The second weed-through was the Web 2.0 level: basically, Amazon-ish type reviews. And my librarian alarm bells went off yet again. The reviews were also predictably positive, probably because the tome is the sort that would be read only by the community that accepts it. So, this led me to a primary concern about Web 2.0-ish stuff in general.
Web 2.0 means an emphasis on how one expresses the things that a community of practice already accepts or believes to be true.
Clearly, Web 2.0 wasn’t helping my family member in evaluating a resource that he/she was prepared to take quite seriously. All I had left was an analysis of the book itself. So, I searched for a bibliography. Yes! There was one! The book listed some pretty serious resources that could be found in PubMed for instance. That’s pretty impressive.

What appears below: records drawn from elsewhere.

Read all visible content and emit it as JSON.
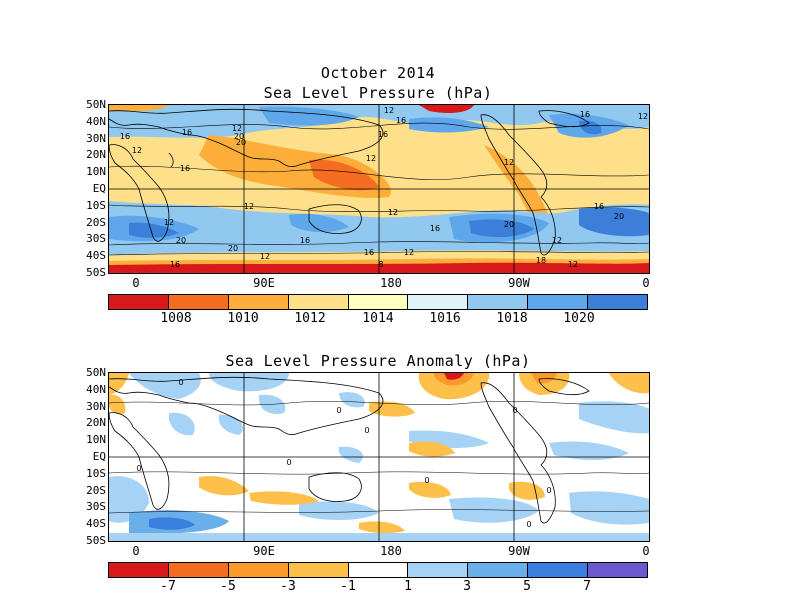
{
  "titles": {
    "main": "October 2014",
    "slp": "Sea Level Pressure (hPa)",
    "anomaly": "Sea Level Pressure Anomaly (hPa)"
  },
  "lat_labels": [
    "50N",
    "40N",
    "30N",
    "20N",
    "10N",
    "EQ",
    "10S",
    "20S",
    "30S",
    "40S",
    "50S"
  ],
  "lon_labels": [
    "0",
    "90E",
    "180",
    "90W",
    "0"
  ],
  "slp_colorbar": {
    "colors": [
      "#d7191c",
      "#f46d20",
      "#fdae3a",
      "#fee08b",
      "#ffffbf",
      "#e0f3f8",
      "#91c8f0",
      "#5ea7ea",
      "#3b7fd9"
    ],
    "labels": [
      "1008",
      "1010",
      "1012",
      "1014",
      "1016",
      "1018",
      "1020"
    ]
  },
  "anom_colorbar": {
    "colors": [
      "#d7191c",
      "#f46d20",
      "#f99a2a",
      "#fdc04a",
      "#ffffff",
      "#a6d3f5",
      "#6aaeea",
      "#3a7fde",
      "#6a5acd"
    ],
    "labels": [
      "-7",
      "-5",
      "-3",
      "-1",
      "1",
      "3",
      "5",
      "7"
    ]
  },
  "contour_labels": {
    "slp": [
      "12",
      "20",
      "16",
      "12",
      "16",
      "16",
      "12",
      "12",
      "16",
      "12",
      "16",
      "12",
      "20",
      "16",
      "12",
      "12",
      "12",
      "16",
      "20",
      "20",
      "12",
      "16",
      "8",
      "16",
      "12",
      "18",
      "12",
      "16",
      "20",
      "12",
      "16",
      "20"
    ],
    "anomaly": [
      "0",
      "0",
      "0",
      "0",
      "0",
      "0",
      "0",
      "0",
      "0"
    ]
  }
}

The author had a PhD as well. So there was something else in the credibility factor that raised the level of acceptance. Sort of.
But there were none. . . zero. . . nada clear references tying the information in the book to the bibliography in the back. I mean, if you are going through the trouble of research, it might be nice to state your articles in context, don’t you think? Or even just of few of them. A PhD should know this fairly well, too. The bibliography articles were also the sort that required context: they were generally esoteric, and the average reader would not be able to map through the bibliography for a clear understanding of what was going on.
An even further route, of course, would be to hit the hardcore databases for citations to the book, but that’s expensive and time consuming and not a very happy thing for a late night visit to a family member’s house.
So, in the end, I had a fairly difficult time warning my family member that he/she could be about to take a bunch of tripe at face value, when maybe — just maybe — I should have been able to find an honest and measured review of the book from a reasonably reliable third-party source. Not happening via Google that’s for sure.
But the big picture from my perspective — and admittedly, this may not be that different from the Web 1.0 scenario — is that we have a huge information source that targets the sources that agree with them. As a general rule, I find that blogs, and other web 2.0 technologies do tend to support rather than challenge views from peers. I also find that those who do challenge others’ views receive a level of ostracism in the online culture.
Blogging appears like dialog, but isn’t exactly. In many ways it is like a rigorous form of bathroom graffiti. The rewards and punishments are there, but they are diffuse compared to real in-person conversations. And the collaborations that occur are not the same. You can correct, even contradict yourself in a conversation as you and your co-speakers attempt to synthesize or negotiate your views. The blog doesn’t have that synthesizing quality. The contradictions are formal, and need to be declared outright.
On the other side of the coin, blogging lacks the kind of personal introspection that the writer of a full-scale book or journal article produces. And the blogger trend is not as scientific either. There are few bloggers out there making clearly falsifiable declarations and testing them out in the real world. Instinct and intuition are the rule, not systematic analysis.
All in all, these are serious questions about the consequences of Web 2.0. The answer, of course, is critical thinking. As I used to tell my Music 1000 students “Don’t tell me what you know. Tell me what you learned.” That is the blogger’s challenge. If bloggers are to be effective, we must fight through all that knowledge in our heads to come up with something we did not know, or would like to learn more about.
There’s a role here for librarians to support this challenge, I am sure.